Sunday, October 19, 2014

It's so inexpensive here, we can't afford to go home!

When we settled our account this morning at the Oasis, we discovered that the 8 beers, 2 pizzas with delivery and 14 pounds of laundry we had done cost a whopping $14.  Everything is so inexpensive, we can't afford to come back home.

After a good western style breakfast, we caught a boat from the Oasis' jetty to Mo Cay, the district across the river that was a VC haven when I was here last.

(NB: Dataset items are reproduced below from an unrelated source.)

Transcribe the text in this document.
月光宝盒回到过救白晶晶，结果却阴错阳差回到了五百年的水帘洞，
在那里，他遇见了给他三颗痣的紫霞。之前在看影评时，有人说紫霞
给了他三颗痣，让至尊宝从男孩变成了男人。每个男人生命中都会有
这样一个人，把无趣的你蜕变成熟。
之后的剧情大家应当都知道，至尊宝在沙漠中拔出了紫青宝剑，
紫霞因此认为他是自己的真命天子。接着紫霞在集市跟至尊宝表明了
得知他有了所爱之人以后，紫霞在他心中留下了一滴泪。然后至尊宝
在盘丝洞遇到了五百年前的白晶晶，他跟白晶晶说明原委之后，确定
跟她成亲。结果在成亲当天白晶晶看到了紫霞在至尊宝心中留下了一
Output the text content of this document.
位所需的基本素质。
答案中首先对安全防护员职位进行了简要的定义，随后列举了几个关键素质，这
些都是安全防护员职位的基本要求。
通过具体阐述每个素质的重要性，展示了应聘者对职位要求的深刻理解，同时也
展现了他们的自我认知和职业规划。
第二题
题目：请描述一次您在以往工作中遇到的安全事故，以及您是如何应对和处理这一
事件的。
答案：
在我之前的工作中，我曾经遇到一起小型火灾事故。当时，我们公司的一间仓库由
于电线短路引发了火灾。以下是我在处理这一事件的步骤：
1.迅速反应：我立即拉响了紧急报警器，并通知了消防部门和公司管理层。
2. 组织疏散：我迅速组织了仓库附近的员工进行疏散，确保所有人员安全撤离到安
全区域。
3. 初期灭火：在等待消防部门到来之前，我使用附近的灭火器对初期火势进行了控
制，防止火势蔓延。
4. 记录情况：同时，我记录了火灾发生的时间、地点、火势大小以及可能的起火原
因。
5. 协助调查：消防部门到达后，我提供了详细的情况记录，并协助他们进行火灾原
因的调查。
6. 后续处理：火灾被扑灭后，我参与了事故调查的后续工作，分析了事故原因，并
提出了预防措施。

I watched the only B-52 strike I saw from the Ben Tre side of the river in 1972 before crossing with a South Vietnamese infantry unit to sweep the area.  In fact, that may have been the last time I visited the district.





Today's lesson in agronomy foccussed on coconuts.  Ben Tre is known in Vietnam as the "Coconut Kingdom."  Coconut processing has increased tremendously since the war and employs a lot of workers as it appears to be very labor intensive.  After debarking from our boat, we took bicycles down a country lane, stopping at various workshops along the way.  The first was at an older woman's small home, which she shares with her son and his family.  She spins coir into string for a couple of dollars a day to add a little money to the family budget.



Our next stops were at a couple of workshops that broke the coconut husks into coir and dried the fibers.  The stuff is ubiquitous - in everything from car seats to welcome mats.  The Vietnamese sell most of their output to China.




Next, we visited a workshop where the workers husk the coconuts with razor sharp spear-pointed stakes in the shop floor.  A good worker like the guy giving us the high sign in the photo can make about $20 a day, which must be enough to live on, since his co-workers were quick to point out that he has 15 children.


At the next shop, the workers open the coconuts and take out the meat.



After drying the meat for a few days, it is put into a press, which extracts the oil and leaves a dried meal that is fed to animals.  The shells are baked into charcoal and the highest quality shell are used to make activated charcoal for filtration systems.  Nothing goes to waste.


The canals are full of workboats hauling coconuts, fertilizer, building materials, reclaimed silt to add to farm fields, and coconut products. 



An overview of what the people in Ben Tre do for their livelihoods like the one we have had the last two days would have been enormously valuable to me 40 years ago.  I might have had a better appreciation for just how disruptive such tactics as defoliating coconut groves would be to families who depend on the trees to make a living.

We left our bikes at the MoCay marketplace and got back on the van for the hour and a half drive through a torrential rainstorm to Can Tho, the administrative seat of the Mekong Delta region,  We're in another nice hotel tonight and turing in early so we can get up to visit the floating market on the Bassac River in the morning.


Thanh, gave us another great tip for a restaurant in the market on the riverfront and suggested we visit the night market.  Because the Vietnamese often live 3 or 4 generation in a small house, there is little privacy and young people spend lots of time socializing outdoors or at restaurants and karaoke clubs to get out of the house.  They were certainly out in force tonight!